Everyone turns their heads towards me in unison. Atticus finally looked at me as well. He looked as emotionless as before but I grabbed his shoulders and looked into his eyes.

“Atticus, please, we need to help them! Atticus, can you… hear… m…” My voice trails off as I scan his face, petrified.

His eyes are black. Completely black. I’ve never seen him like this before. 

I stumble back, my lips trembling in disbelief. My back hits the wall and I turn my head to the crowd, hesitating to move my eyes from the man, or the monster that looks like a man, in front of me. Once I find the courage, I focus on some of the faces that are staring. Black eyes. Black eyes everywhere. Black eyes staring at me. I yell into the abyss of cold glares, hoping that there’s at least one person that can see what I see.

“Do any of you see this? The blood is filling this place up! There’s blood all over you. How can you sit here and not see this?” I cry, with a mix of tears and watered down blood covering my cheeks, lips and neck.

As I am crying to the crowds, a hand grabs my mouth and restrains me to my seat. I don’t know who it is. I can’t see them. They don’t speak. I struggle for a few minutes, but I feel defeated. The music is still going, but the cries and screams are louder than ever. Now that I’m silent, everyone turns their head back to the show. The actor and actress are now singing to each other. One falls and her eyes go stiff. The other cries while he wraps his arms around her in embrace.
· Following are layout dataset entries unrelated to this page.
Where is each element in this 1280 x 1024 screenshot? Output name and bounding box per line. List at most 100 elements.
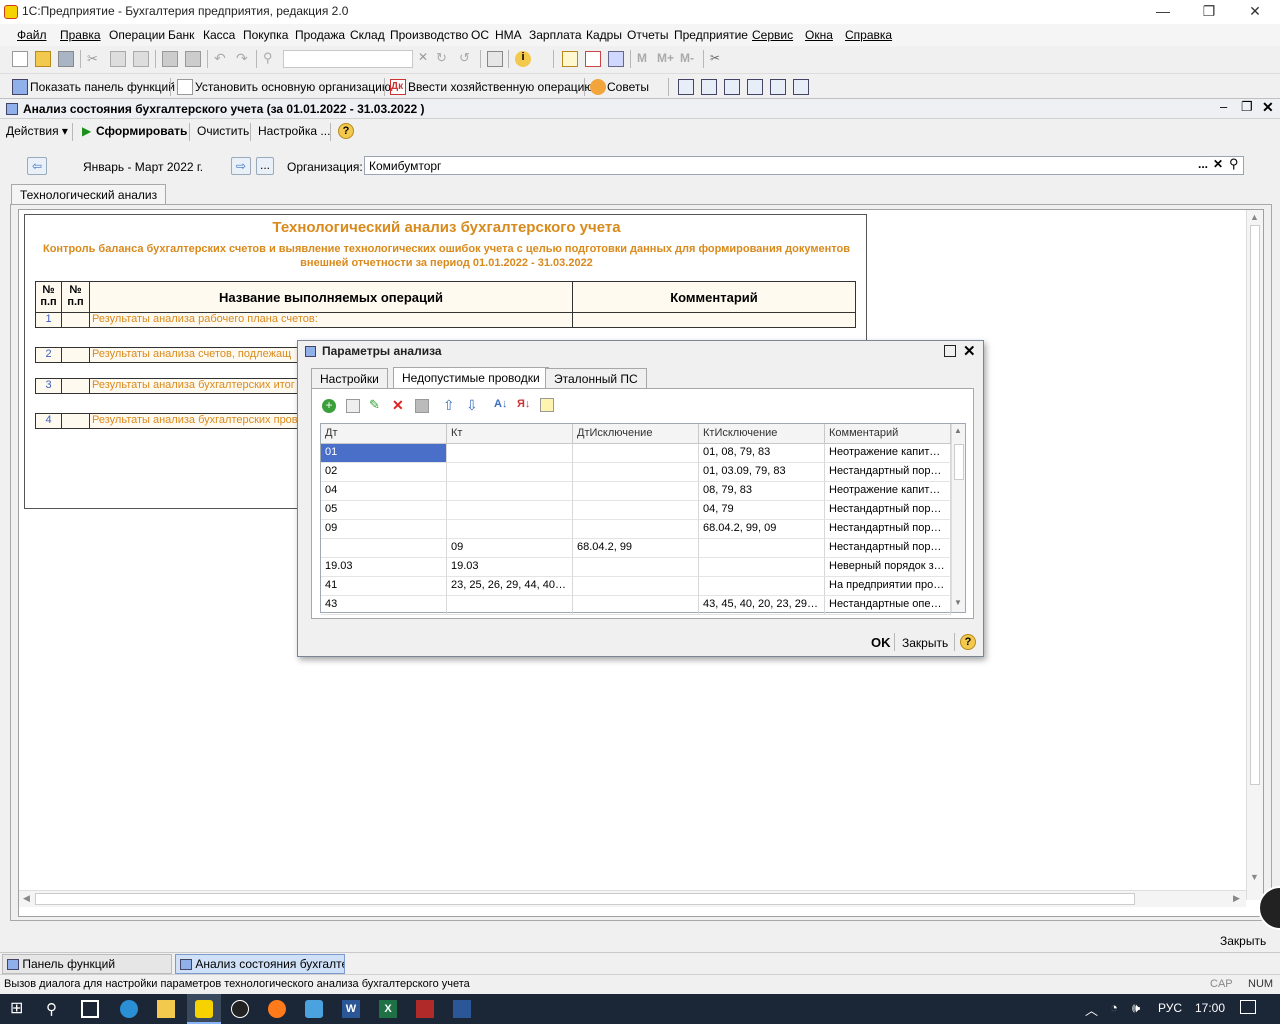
table-cell[interactable]: На предприятии прои...	[825, 577, 951, 596]
table-cell-selected[interactable]: 01	[321, 444, 447, 463]
journal-icon[interactable]	[678, 79, 694, 95]
row-3-text[interactable]: Результаты анализа бухгалтерских итог	[89, 378, 301, 394]
menu-salary[interactable]: Зарплата	[529, 28, 582, 42]
table-cell[interactable]: 09	[447, 539, 573, 558]
copy-icon[interactable]	[110, 51, 126, 67]
app-icon-red[interactable]	[416, 1000, 434, 1018]
taskbar-search-icon[interactable]: ⚲	[46, 1000, 64, 1018]
excel-icon[interactable]: X	[379, 1000, 397, 1018]
scroll-down-icon[interactable]: ▼	[1250, 872, 1259, 882]
tools-icon[interactable]: ✂	[710, 51, 726, 67]
table-cell[interactable]: Нестандартный поряд...	[825, 501, 951, 520]
col-header-kt-exclusion[interactable]: КтИсключение	[699, 424, 825, 444]
memory-minus-icon[interactable]: M-	[680, 51, 702, 67]
1c-icon[interactable]	[195, 1000, 213, 1018]
menu-help[interactable]: Справка	[845, 28, 892, 42]
table-cell[interactable]: Нестандартный поряд...	[825, 539, 951, 558]
horizontal-scrollbar[interactable]: ◀ ▶	[19, 890, 1246, 907]
table-cell[interactable]	[447, 444, 573, 463]
table-cell[interactable]	[573, 596, 699, 615]
accounts-icon[interactable]	[701, 79, 717, 95]
col-header-kt[interactable]: Кт	[447, 424, 573, 444]
save-icon[interactable]	[58, 51, 74, 67]
dialog-close-button[interactable]: ✕	[963, 342, 976, 360]
tab-reference-chart[interactable]: Эталонный ПС	[545, 368, 647, 388]
windows-icon[interactable]	[487, 51, 503, 67]
menu-enterprise[interactable]: Предприятие	[674, 28, 748, 42]
volume-icon[interactable]: 🕪	[1132, 1000, 1140, 1016]
table-scrollbar[interactable]: ▲ ▼	[951, 424, 965, 612]
document-close-link[interactable]: Закрыть	[1220, 934, 1266, 948]
menu-warehouse[interactable]: Склад	[350, 28, 385, 42]
period-prev-button[interactable]: ⇦	[27, 157, 47, 175]
org-clear-icon[interactable]: ✕	[1213, 157, 1223, 171]
row-2-text[interactable]: Результаты анализа счетов, подлежащ	[89, 347, 301, 363]
analysis-icon[interactable]	[747, 79, 763, 95]
help-icon[interactable]: ?	[338, 123, 354, 139]
clear-button[interactable]: Очистить	[197, 124, 249, 138]
table-cell[interactable]: Неотражение капитал...	[825, 444, 951, 463]
tips-button[interactable]: Советы	[607, 80, 649, 94]
search-icon[interactable]: ⚲	[263, 50, 279, 66]
table-cell[interactable]: Нестандартные опера...	[825, 596, 951, 615]
ok-button[interactable]: OK	[871, 635, 891, 650]
memory-plus-icon[interactable]: M+	[657, 51, 679, 67]
menu-cash[interactable]: Касса	[203, 28, 235, 42]
table-cell[interactable]	[573, 501, 699, 520]
table-cell[interactable]	[573, 577, 699, 596]
menu-edit[interactable]: Правка	[60, 28, 101, 42]
calculator-icon[interactable]	[562, 51, 578, 67]
table-cell[interactable]: 68.04.2, 99	[573, 539, 699, 558]
dialog-close-link[interactable]: Закрыть	[902, 636, 948, 650]
menu-service[interactable]: Сервис	[752, 28, 793, 42]
col-header-dt-exclusion[interactable]: ДтИсключение	[573, 424, 699, 444]
delete-row-icon[interactable]: ✕	[392, 397, 404, 414]
table-cell[interactable]: 02	[321, 463, 447, 482]
table-cell[interactable]: Неверный порядок за...	[825, 558, 951, 577]
start-icon[interactable]: ⊞	[10, 1000, 28, 1018]
enter-operation-button[interactable]: Ввести хозяйственную операцию	[408, 80, 593, 94]
find-prev-icon[interactable]: ↺	[459, 50, 475, 66]
table-cell[interactable]: 19.03	[447, 558, 573, 577]
wintab-function-panel[interactable]: Панель функций	[2, 954, 172, 974]
table-cell[interactable]	[321, 539, 447, 558]
table-cell[interactable]	[699, 539, 825, 558]
network-icon[interactable]: ◔	[1110, 1000, 1118, 1015]
app-icon-10[interactable]	[231, 1000, 249, 1018]
open-icon[interactable]	[35, 51, 51, 67]
table-cell[interactable]	[573, 520, 699, 539]
calendar-icon[interactable]	[585, 51, 601, 67]
tray-expand-icon[interactable]: ︿	[1085, 1000, 1098, 1019]
settings-button[interactable]: Настройка ...	[258, 124, 330, 138]
table-cell[interactable]	[573, 482, 699, 501]
word-icon[interactable]: W	[342, 1000, 360, 1018]
table-cell[interactable]	[447, 482, 573, 501]
table-cell[interactable]	[699, 577, 825, 596]
table-cell[interactable]: 43, 45, 40, 20, 23, 29, ...	[699, 596, 825, 615]
menu-file[interactable]: Файл	[17, 28, 47, 42]
add-row-icon[interactable]: +	[322, 399, 336, 413]
menu-bank[interactable]: Банк	[168, 28, 194, 42]
users-icon[interactable]	[608, 51, 624, 67]
edge-icon[interactable]	[120, 1000, 138, 1018]
table-scroll-up-icon[interactable]: ▲	[954, 426, 962, 435]
clock[interactable]: 17:00	[1195, 1001, 1225, 1015]
invalid-entries-table[interactable]: Дт Кт ДтИсключение КтИсключение Коммента…	[320, 423, 966, 615]
info-icon[interactable]: i	[515, 51, 531, 67]
table-scroll-down-icon[interactable]: ▼	[954, 598, 962, 607]
minimize-button[interactable]: —	[1140, 0, 1186, 24]
vertical-scrollbar[interactable]: ▲ ▼	[1246, 210, 1263, 900]
close-button[interactable]: ✕	[1232, 0, 1278, 24]
table-cell[interactable]: 08, 79, 83	[699, 482, 825, 501]
show-panel-button[interactable]: Показать панель функций	[30, 80, 175, 94]
copy-row-icon[interactable]	[346, 399, 360, 413]
language-indicator[interactable]: РУС	[1158, 1001, 1182, 1015]
app-icon-blue[interactable]	[453, 1000, 471, 1018]
tab-settings[interactable]: Настройки	[311, 368, 388, 388]
move-up-icon[interactable]: ⇧	[443, 397, 455, 414]
undo-icon[interactable]: ↶	[214, 50, 230, 66]
table-cell[interactable]: 05	[321, 501, 447, 520]
table-cell[interactable]: Неотражение капитал...	[825, 482, 951, 501]
generate-button[interactable]: Сформировать	[96, 124, 187, 138]
paste-icon[interactable]	[133, 51, 149, 67]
The screams have become quiet and the blood has simmered down to just dripping once again. The actor’s song comes to an end and the curtains close. Everyone in the stalls stands, claps, and praises the show. They are all standing in a theatre flooded in blood. Their hands are red.

I am stuck in my chair. Now, I’m the only one with a devastating thousand mile stare.

It is wine red. 

The velvet on the walls. It is wine red with a tinge of blood and a hue of death.